Question

In: Finance

A 30-year maturity bond making annual coupon payments with a coupon rate of 15.0% has duration...

A 30-year maturity bond making annual coupon payments with a coupon rate of 15.0% has duration of 9.41 years and convexity of 129.3. The bond currently sells at a yield to maturity of 11%.

a. Find the price of the bond if its yield to maturity falls to 10%. (Do not round intermediate calculations. Round your answer to 2 decimal places.)

Price of the bond            $


b. What price would be predicted by the duration rule? (Do not round intermediate calculations. Round your answer to 2 decimal places.)

Predicted price            $



c. What price would be predicted by the duration-with-convexity rule? (Do not round intermediate calculations. Round your answer to 2 decimal places.)

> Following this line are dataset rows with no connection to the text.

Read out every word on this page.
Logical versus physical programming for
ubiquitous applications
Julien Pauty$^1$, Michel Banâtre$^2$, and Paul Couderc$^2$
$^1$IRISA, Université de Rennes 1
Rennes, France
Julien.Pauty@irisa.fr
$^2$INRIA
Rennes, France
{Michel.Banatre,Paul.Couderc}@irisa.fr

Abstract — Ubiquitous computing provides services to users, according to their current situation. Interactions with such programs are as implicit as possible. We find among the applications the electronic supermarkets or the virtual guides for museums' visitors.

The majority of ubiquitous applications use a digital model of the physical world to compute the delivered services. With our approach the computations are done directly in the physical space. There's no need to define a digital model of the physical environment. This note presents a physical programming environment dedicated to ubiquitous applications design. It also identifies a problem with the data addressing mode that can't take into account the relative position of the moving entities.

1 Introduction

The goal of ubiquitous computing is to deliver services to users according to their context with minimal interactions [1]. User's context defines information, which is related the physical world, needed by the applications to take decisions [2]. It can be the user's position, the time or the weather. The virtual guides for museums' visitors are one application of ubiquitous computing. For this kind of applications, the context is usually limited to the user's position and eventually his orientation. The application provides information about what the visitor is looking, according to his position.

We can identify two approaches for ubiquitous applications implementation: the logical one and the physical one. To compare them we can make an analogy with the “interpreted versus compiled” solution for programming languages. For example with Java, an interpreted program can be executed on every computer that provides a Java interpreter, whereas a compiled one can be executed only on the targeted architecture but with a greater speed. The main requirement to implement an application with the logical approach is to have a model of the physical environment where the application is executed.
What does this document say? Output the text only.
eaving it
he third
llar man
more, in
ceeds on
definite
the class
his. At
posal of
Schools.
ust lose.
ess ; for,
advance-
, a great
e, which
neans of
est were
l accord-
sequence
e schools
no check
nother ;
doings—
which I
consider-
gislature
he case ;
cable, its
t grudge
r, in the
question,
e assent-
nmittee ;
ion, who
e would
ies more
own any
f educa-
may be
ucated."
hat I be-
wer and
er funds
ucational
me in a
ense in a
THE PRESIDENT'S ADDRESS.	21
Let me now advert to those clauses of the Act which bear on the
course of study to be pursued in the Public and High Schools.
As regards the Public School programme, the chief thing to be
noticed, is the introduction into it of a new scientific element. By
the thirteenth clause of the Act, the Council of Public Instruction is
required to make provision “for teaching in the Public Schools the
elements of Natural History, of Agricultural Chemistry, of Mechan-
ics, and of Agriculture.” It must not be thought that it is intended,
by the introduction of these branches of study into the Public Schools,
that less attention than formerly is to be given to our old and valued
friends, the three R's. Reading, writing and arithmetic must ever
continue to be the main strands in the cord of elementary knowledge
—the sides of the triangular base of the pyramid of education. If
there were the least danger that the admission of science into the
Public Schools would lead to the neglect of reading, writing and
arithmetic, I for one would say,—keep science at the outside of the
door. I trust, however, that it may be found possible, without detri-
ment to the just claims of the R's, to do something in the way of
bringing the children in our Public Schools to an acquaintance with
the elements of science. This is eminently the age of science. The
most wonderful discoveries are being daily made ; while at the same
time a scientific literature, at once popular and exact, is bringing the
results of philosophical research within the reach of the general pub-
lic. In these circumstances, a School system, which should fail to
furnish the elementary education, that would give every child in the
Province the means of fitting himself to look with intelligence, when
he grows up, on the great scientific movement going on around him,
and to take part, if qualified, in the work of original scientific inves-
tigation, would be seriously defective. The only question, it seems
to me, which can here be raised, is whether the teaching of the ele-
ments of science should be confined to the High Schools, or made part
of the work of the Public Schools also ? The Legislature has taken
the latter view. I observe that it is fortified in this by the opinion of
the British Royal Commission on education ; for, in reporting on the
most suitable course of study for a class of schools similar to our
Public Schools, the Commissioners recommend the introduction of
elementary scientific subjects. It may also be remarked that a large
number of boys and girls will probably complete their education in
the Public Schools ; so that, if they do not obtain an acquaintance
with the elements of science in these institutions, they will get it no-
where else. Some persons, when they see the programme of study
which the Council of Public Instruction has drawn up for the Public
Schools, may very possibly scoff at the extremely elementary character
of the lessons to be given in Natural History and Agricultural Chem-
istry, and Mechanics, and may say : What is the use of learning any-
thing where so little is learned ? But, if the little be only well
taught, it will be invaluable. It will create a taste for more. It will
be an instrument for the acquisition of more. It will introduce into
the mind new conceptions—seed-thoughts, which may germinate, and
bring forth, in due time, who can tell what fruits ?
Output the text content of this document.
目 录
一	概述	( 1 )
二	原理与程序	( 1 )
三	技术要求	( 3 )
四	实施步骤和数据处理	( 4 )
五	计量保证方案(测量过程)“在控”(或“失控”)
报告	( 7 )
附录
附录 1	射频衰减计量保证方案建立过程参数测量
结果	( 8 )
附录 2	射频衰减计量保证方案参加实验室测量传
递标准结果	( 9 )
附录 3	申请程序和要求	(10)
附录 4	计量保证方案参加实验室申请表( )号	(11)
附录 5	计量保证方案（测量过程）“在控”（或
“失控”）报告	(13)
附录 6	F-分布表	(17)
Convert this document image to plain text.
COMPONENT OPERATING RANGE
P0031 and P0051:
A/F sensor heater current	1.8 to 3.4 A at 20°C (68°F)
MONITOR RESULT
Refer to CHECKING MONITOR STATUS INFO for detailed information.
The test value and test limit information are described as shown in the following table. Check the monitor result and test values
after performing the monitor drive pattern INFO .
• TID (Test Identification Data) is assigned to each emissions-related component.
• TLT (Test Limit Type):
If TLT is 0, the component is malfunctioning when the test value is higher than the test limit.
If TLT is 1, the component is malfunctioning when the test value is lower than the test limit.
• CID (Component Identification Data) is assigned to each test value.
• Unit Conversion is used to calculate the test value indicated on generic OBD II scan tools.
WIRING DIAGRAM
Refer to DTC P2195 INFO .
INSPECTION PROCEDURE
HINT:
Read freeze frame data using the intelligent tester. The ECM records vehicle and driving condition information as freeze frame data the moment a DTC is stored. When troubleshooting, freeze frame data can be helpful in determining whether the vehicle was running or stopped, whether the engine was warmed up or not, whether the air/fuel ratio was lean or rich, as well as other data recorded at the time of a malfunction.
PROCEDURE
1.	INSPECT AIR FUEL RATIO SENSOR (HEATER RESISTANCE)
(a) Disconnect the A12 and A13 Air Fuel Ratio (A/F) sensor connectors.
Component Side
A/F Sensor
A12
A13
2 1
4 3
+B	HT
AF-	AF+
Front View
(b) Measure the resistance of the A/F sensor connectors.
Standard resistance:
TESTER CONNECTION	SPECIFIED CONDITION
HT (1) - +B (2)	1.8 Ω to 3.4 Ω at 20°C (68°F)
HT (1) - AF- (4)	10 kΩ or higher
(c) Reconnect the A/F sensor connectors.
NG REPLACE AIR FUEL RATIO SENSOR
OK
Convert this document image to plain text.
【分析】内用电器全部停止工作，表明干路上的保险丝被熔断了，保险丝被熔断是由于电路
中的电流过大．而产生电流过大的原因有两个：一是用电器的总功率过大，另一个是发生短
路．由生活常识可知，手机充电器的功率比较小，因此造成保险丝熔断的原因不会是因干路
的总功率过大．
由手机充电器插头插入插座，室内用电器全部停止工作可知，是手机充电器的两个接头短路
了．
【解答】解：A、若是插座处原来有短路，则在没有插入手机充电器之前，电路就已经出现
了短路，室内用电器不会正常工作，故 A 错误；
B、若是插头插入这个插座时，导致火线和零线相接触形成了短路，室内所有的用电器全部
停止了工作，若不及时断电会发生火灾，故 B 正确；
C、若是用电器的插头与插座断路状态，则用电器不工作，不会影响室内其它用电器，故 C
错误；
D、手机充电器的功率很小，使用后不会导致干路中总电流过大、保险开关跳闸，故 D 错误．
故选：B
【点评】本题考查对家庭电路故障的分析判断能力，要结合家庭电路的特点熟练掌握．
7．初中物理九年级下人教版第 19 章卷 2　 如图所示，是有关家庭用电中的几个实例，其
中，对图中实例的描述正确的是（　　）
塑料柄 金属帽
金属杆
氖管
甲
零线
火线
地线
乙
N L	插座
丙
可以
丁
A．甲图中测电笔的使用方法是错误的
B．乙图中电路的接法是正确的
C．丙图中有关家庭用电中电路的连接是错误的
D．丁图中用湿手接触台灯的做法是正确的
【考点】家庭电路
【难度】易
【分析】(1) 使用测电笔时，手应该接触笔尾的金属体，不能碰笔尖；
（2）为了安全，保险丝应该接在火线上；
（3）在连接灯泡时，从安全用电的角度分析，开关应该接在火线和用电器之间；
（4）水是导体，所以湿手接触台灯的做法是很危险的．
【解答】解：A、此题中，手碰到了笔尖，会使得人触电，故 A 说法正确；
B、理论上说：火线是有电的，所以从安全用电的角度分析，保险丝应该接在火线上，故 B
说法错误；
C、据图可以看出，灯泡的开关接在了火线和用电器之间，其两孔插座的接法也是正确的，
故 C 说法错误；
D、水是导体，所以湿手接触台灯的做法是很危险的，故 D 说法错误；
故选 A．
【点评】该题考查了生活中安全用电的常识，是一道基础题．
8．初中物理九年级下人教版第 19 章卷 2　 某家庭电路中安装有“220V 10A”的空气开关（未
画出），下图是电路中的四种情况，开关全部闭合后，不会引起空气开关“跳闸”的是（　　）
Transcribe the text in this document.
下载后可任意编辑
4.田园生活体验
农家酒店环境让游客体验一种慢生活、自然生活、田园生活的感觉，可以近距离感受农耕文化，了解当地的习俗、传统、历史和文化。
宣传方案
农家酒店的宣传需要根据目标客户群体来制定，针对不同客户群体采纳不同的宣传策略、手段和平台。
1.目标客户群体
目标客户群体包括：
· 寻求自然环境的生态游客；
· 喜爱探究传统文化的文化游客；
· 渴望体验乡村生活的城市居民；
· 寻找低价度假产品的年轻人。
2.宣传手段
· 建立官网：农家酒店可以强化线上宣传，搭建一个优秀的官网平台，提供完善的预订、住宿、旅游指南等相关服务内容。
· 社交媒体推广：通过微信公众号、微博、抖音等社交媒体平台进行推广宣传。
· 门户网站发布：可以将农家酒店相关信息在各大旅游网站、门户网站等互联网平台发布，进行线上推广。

Predicted price            $

d-1. What is the percent error for each rule? (Enter your answer as a positive value. Do not round intermediate calculations. Round "Duration Rule" to 2 decimal places and "Duration-with-Convexity Rule" to 3 decimal places.)

Percent Error
YTM Duration Rule Duration-with-
Convexity Rule
10% % %

d-2. What do you conclude about the accuracy of the two rules?

The duration rule provides more accurate approximations to the actual change in price.
The duration-with-convexity rule provides more accurate approximations to the actual change in price.

e-1. Find the price of the bond if it's yield to maturity rises to 12%. (Do not round intermediate calculations. Round your answer to 2 decimal places.)

Price of the bond            $

e-2. What price would be predicted by the duration rule? (Do not round intermediate calculations. Round your answer to 2 decimal places.)

Predicted price            $


e-3. What price would be predicted by the duration-with-convexity rule? (Do not round intermediate calculations. Round your answer to 2 decimal places.)

Predicted price            $

e-4. What is the percent error for each rule? (Do not round intermediate calculations. Round "Duration Rule" to 2 decimal places and "Duration-with-Convexity Rule" to 3 decimal places.)

Percent Error
YTM Duration Rule Duration-with-
Convexity Rule
12% % %

e-5. Are your conclusions about the accuracy of the two rules consistent with parts (a) – (d)?

Yes
No

Solutions

Expert Solution

a) Assuming bond pays coupon annually and has face value = 100

Using financial calculator or Excel function

[FV=100, N=30, PMT=15, I/Y= 11%, Compute PV] gives PV = 134.77517 (this is price with YTM=11%)

[FV=100, N=30, PMT=15, I/Y= 10%, Compute PV] gives PV = 147.1345723 = 147.13 (with YTM=10%)

b) % change in Price = [-Duration * (Change in Yield)/(1+y)] = -9.41*(-1%)/(1.10) = +0.0941/1.1 = +0.085545455

BondPrice(YTM=10%) = BondPrice(YTM=11%) (1+0.0941) = 134.77517 (1.085545455) =146.3045732 = 146.30

Note: Above we divided Maculay Duration by (1+y) to get modified Duration.

c) % change in Price = [-Duration * (Change in Yield)/(1+y)] + [0.5 * Convexity * (Change in Yield)^2]

= [0.085545455] + [0.5* 129.3 * (-1%)^2]= +0.085545455 +0.006465 = 0.092010455

BondPrice(YTM=10%) = BondPrice(YTM=11%) (1+0.092010455) = 134.77517 (1.092010455) =147.1758947=147.18

d1) Duration Rule Error =(146.3045732-147.13)/147.13 = -0.56%

DurationConvexity Rule Error = (147.1758947-147.13)/147.13 = 0.031%

d2) % error with Duration Convexity rule is less as compared to Duration rule.

Therefore-

The duration-with-convexity rule provides more accurate approximations to the actual change in price.